Pam Ulicny’s students are capturing lightening in a bottle. Using solar energy kits and curriculum she created, students in the heart of coal country are bringing photovoltaic energy to peers around the world through online tutorials.
In 2013, Pam developed a STEM curriculum for her students to make solar powered lanterns using an upcycled glass or plastic jar. She then manufactured the lanterns as kits accompanied by lab manuals and supplemental activities, which she also wrote. Two years later on a Fund for Teachers fellowship, Pam introduced the project to impoverished youth in South Africa to help them learn STEM/business skills, increase hours of productivity, and eliminate fire hazards related to kerosene lanterns.
Building on Pam’s experiences, her students at Tri-Valley Jr/Sr High in Hegins, PA, now serve as online ambassadors for alternative energy. They regularly host Skype sessions with classrooms across America, providing solar lantern construction tips and educational input for spinoff humanitarian projects. Internationally, students in South Africa, Mali and Nicaragua now build solar lanterns after watching instructional videos Pam’s students research and produce.
“Working on the solar lantern project teaches us not only about solar energy and electricity, but it also helps us to understand the situations people in third world countries are dealing with and appreciate what we have more,” said one student.

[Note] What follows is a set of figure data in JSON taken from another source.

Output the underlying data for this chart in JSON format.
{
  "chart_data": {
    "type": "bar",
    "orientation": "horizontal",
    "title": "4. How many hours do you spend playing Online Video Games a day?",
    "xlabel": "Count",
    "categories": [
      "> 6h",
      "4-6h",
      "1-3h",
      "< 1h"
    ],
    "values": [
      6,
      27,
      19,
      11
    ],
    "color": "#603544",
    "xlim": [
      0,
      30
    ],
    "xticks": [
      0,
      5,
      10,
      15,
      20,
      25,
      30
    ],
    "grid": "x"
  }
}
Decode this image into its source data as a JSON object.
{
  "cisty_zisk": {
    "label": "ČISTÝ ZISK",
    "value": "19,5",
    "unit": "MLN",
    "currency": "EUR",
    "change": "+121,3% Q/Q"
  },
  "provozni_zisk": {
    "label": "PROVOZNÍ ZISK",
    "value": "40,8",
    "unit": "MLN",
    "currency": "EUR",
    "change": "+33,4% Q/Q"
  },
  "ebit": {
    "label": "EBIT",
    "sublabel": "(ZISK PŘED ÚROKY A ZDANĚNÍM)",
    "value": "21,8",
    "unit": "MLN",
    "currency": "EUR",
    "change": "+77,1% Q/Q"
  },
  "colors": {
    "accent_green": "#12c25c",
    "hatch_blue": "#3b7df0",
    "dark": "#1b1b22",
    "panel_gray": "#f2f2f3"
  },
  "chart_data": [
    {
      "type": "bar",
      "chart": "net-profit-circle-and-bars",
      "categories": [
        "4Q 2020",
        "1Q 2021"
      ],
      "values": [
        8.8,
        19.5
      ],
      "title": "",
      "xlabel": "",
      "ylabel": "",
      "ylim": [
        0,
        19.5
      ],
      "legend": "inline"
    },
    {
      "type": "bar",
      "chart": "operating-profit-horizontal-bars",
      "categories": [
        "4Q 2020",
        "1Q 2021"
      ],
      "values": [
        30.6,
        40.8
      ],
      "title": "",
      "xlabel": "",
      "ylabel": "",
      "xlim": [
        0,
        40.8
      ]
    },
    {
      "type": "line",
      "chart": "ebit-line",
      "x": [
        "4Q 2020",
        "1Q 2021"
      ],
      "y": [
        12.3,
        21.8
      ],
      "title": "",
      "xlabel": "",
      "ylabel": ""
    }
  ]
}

The social business enterprise Pam developed to empower South African youth continues to grow, as well. Kwelanga Solar recently hosted its first Cape Town workshop, combining construction of solar lanterns with an English class around the theme of peace. Pam helped secure a $10,000 grant to cover hard costs associated with supplies.
“My fellowship learning in STEM applications, social entrepreneurship and sustainability efforts now impacts students in four countries,” said Pam. “Fund for Teachers helped me accomplish my mission as a teacher: To do the most good and give my students the best tools to succeed.”